If one examines the known human carcinogenic pharmaceuticals, it can be seen that these chemicals are either genetic toxins, immunosuppressants, or endocrine stimulants (with the exception of topically applied arsenicals) [43]. It has been suggested that histologic data from chronic toxicity studies (both in rodents and non-rodents) along with data that will inform these pharmacodynamic activities (in vitro and genetic toxicity data, in vitro and in vivo pharmacological data) can provide sufficient information to reliably predict human carcinogenic risk. A cross-industry retrospective study evaluated the predictive capability of data from chronic toxicity studies and, using this information, made a proposal for a tiered approach employing 2 year rodent studies only in those cases where decisions could not be made from the available data or questions still persisted [47]. This proposal has formed the basis for an ongoing prospective study that will inform discussions on the current ICH S1 guidance on rodent carcinogenicity assessment [44]. In this effort, companies will submit voluntary dossiers on the carcinogenic potential of their novel molecules ahead of the conduct of the 2 year studies predicting the expected outcome of these studies and assessing whether a 2 year study would alter the human carcinogenic risk assessment. If the data from this study support the conclusions from the retrospective evaluation, it may enable an alteration of the current global regulatory guidelines requiring a standard rodent bioassay for each new chemical entity. The proposal under consideration would restrict the rodent bioassay for those cases where it was not possible to obtain definitive data from in vitro and chronic in vivo assays on the carcinogenic potential of new pharmaceutical agents.

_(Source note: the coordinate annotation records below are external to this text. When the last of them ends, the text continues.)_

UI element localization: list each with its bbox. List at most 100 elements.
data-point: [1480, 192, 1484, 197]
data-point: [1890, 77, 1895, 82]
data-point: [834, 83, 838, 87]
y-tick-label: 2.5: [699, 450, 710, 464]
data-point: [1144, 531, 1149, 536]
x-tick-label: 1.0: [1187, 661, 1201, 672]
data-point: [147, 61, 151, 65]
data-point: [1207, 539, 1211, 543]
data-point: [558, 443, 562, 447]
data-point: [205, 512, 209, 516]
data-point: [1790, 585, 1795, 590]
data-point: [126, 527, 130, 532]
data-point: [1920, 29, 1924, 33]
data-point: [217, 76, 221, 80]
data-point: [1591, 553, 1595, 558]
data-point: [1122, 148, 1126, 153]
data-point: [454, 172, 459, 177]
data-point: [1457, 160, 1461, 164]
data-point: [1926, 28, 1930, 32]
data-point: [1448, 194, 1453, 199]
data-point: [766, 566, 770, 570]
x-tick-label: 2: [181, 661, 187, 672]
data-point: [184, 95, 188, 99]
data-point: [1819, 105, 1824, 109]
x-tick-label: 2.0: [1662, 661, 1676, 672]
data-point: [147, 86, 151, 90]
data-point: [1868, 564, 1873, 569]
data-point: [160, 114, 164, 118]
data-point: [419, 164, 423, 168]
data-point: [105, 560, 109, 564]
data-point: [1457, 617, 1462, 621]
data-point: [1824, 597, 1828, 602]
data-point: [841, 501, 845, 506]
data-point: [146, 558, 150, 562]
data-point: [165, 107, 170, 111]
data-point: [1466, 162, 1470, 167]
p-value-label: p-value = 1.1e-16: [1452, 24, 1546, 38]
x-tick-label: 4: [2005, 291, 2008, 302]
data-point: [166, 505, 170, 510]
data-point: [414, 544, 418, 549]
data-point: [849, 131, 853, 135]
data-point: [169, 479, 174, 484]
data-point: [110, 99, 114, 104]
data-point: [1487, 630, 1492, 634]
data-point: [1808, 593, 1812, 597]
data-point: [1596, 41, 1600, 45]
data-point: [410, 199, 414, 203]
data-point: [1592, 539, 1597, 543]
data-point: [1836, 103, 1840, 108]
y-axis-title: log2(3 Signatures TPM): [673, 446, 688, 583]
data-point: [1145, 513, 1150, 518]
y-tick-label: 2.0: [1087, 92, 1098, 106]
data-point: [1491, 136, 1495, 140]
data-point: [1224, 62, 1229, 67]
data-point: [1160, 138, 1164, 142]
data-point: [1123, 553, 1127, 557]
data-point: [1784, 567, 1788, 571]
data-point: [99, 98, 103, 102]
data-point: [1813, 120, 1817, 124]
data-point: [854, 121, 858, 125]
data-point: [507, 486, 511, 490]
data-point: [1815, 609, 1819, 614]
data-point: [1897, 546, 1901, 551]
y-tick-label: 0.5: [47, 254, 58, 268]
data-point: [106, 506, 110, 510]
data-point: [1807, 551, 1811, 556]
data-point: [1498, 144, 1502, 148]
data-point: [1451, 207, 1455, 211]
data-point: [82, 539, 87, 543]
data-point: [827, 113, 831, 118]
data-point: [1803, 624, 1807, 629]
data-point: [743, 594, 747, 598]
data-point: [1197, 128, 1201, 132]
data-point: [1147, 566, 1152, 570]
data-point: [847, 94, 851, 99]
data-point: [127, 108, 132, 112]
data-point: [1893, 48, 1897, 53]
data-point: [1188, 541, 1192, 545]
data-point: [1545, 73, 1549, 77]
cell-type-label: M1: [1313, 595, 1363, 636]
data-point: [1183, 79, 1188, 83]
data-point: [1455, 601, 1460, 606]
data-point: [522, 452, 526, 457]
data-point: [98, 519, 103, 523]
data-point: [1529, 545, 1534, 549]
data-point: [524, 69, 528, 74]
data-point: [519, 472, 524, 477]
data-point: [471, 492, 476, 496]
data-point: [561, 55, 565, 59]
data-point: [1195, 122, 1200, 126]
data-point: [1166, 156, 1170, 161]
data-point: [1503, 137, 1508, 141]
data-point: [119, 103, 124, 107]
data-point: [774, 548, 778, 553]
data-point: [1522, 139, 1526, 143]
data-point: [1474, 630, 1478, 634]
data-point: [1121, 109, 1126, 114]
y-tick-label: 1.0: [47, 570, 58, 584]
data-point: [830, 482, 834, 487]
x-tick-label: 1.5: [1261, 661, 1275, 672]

The rodent bioassay was conceived and implemented at a time when comparatively very little was understood about the carcinogenic process or how chemicals might produce human cancer. At the time of the inception of this approach, this bioassay represented the best thinking on how to address the critical challenge posed by the understanding that chemicals do, indeed, possess the potential to cause cancer and it was important to address this risk before widespread exposure to novel agents. The 60 years since this assay was first proposed and used have seen an evolution of thinking based on important advances in the sciences. The modifications to how we address this important challenge that are coming into practice and are under consideration would seem to be an appropriate direction and offer the promise of improving our ability to predict human cancer risks with streamlined processes that reflect our growing knowledge in this challenging area.